Her eyes roamed across the starry sky; was she going to cry again? She recovered:
“Listen,” she said, “I understand Maestro Abril, I know why he did it, I know him better than I know myself. He’s a good man.”
“Another good man,” the doctor said.
But the pious Alcira did not hear him.
“One afternoon, coming out of church, after Benediction, I bumped into Maestro Abril. He didn’t just say hello, but walked along with me. I don’t know if he already knew, like everyone else, what was in store for him: Arcángel appeared, as he always does, hooting in the Willys, accelerating and slowing down, making all his usual racket when he finds me in the street after Benediction. He came up behind us, Hell itself on our heels. I said to the maestro: ‘Señor Tulio, you don’t need to come with me,’ and he said: ‘Don’t you worry, I’ll stay with you.’ Arcángel caught us up: he hooted more than ever, shouted at the maestro to leave me on my own, he said some things to his face it would be a sin to repeat, Doctor; the whole of Pasto heard them, what an insult, and me so sorry to be the centre of attention. The maestro took my arm, because I tripped and nearly fell over with fright, can you imagine? He didn’t let me go and stayed with me and told my husband that he should get out of the car, to see if he was big enough to make him leave my side, he said that to him, my God, and thank heavens Arcángel didn’t get out: somebody turned up, one of his secretaries, a good angel who tempted him with a meal of guinea pig in Catambuco and took him away, that angel saved us, because Maestro Abril remained stubborn, determined to accompany me, taking my arm: Arcángel would surely have run us both over, he was capable of driving over us a hundred times, out of fury. But the maestro’s bravery was something to see: he wasn’t scared, although he was trembling as much as I was or more, and he was crying like me, from pure courage, God bless his strength of purpose. How rotten I feel, my shame shaming others. I put a good man like Maestro Abril’s life in danger, do you understand? That’s why the maestro got his own back with the float, he was saving my honour, what an upright man. Thank him for me in any case, because it’s the thought that counts at least.”
“Goodbye, Señora Alcira.”
“No,” she said, with an expression the doctor thought was pity for him. “You shouldn’t go in.”
“And why not?” he asked.
She smiled, undecided. He thought she would insist, in order to convince him to go to her husband, for a minute. She gave up, her voice a whisper:
“My regards to your wife.”
And she disappeared down the street: slowly, light-footed, as though afraid of making a noise, she seemed to float. The doctor grasped the door handle again and pushed, at last, as if it were a heavy sheet of lead.
He made the door click audibly as he closed it: best let his presence be known, although it was possible Primavera had already heard his conversation — that depended where she was, he thought.

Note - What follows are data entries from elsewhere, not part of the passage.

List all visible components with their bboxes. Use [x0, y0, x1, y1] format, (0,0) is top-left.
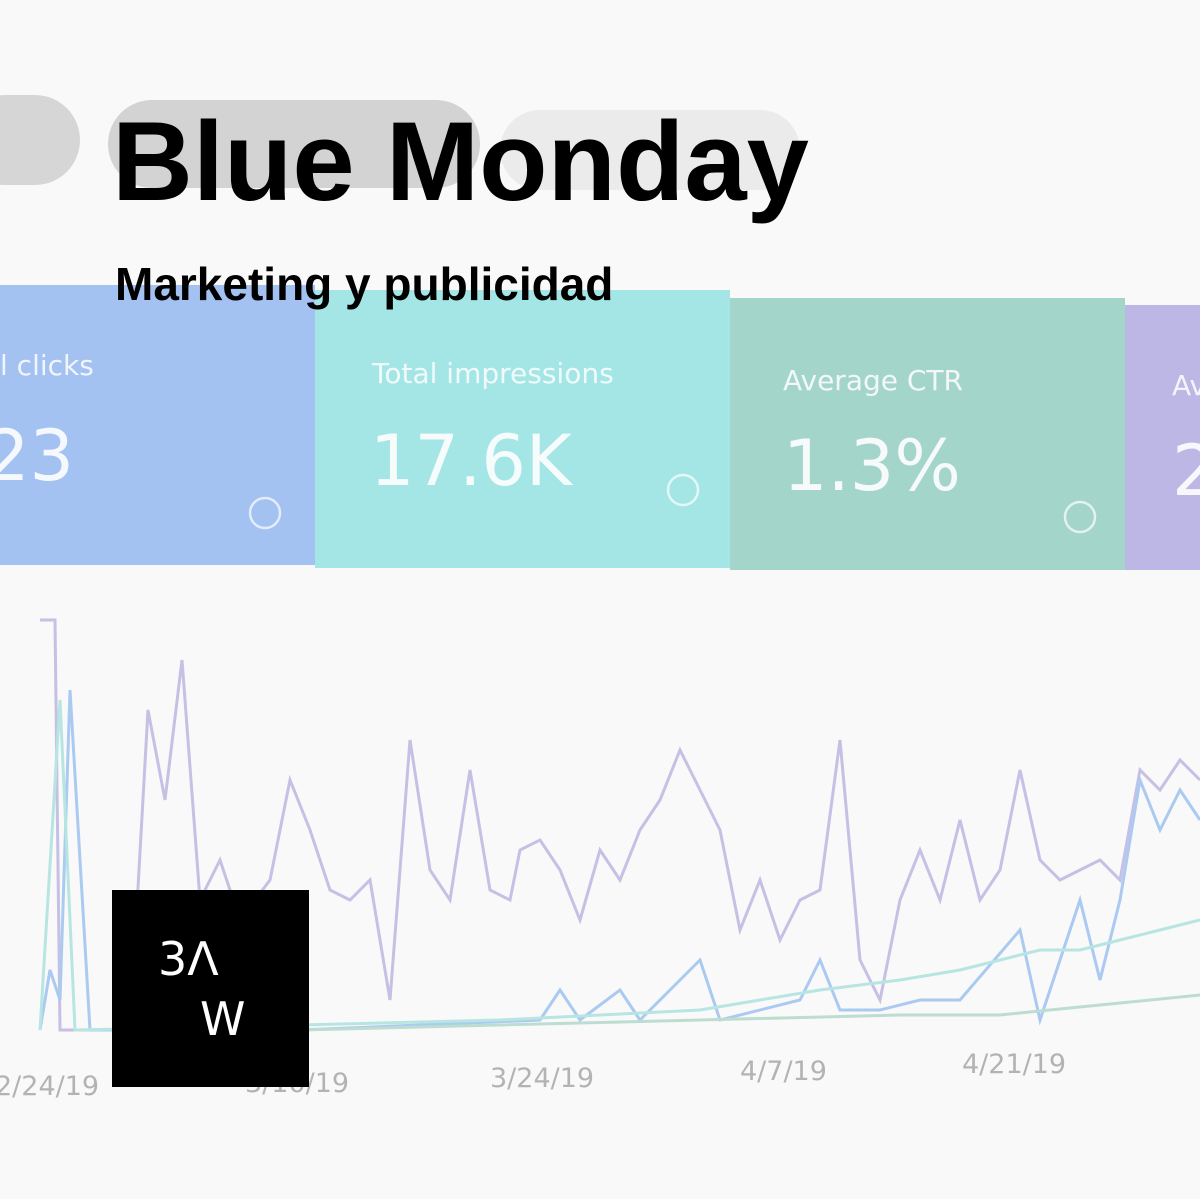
card-value: 23	[0, 415, 74, 497]
card-value: 17.6K	[370, 420, 574, 502]
pill	[500, 110, 800, 190]
card-label: l clicks	[0, 349, 94, 382]
date-label: 2/24/19	[0, 1071, 99, 1102]
subtitle: Marketing y publicidad	[115, 258, 613, 310]
date-label: 3/24/19	[490, 1063, 594, 1094]
card-label: Average CTR	[783, 364, 963, 397]
help-icons	[248, 473, 1097, 534]
card-value: 1.3%	[783, 425, 961, 507]
title: Blue Monday	[112, 99, 809, 224]
logo-box	[112, 890, 309, 1087]
logo-text: 3Λ	[158, 932, 219, 986]
logo-text: W	[200, 992, 245, 1046]
card-label: Av	[1172, 369, 1200, 402]
card-value: 2	[1172, 430, 1200, 512]
card	[1125, 305, 1200, 570]
card	[0, 285, 315, 565]
date-label: 4/7/19	[740, 1056, 827, 1087]
pill	[108, 100, 480, 188]
pill	[0, 95, 80, 185]
card-label: Total impressions	[371, 357, 614, 390]
card	[315, 290, 730, 568]
date-label: 4/21/19	[962, 1049, 1066, 1080]
card	[730, 298, 1125, 570]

And straight away he saw her emerging, from the depths of the corridor leading to the guest bathroom, a shadow barely illuminated by the single light bulb switched on, was she still unaware of his presence? She approached with her leather skirt hitched up almost to the waist, bending down — in the middle of the infinitely complex manoeuvre of pulling down the skirt stuck around her thighs — and at the same time he heard her voice. It was hard to make it out.
“I heard the door,” she said, “who was it?”
“Me,” he said.
Primavera Pinzón stopped in astonishment, open-mouthed, just like him.
“A fish bone,” she said.
And despite everything, he discovered, her voice was unchanged, unruffled by the slightest emotion.
Bewildered, he heard her persevere:
“A fish bone got stuck in his throat. I was seeing that he drank some water, in the bathroom.”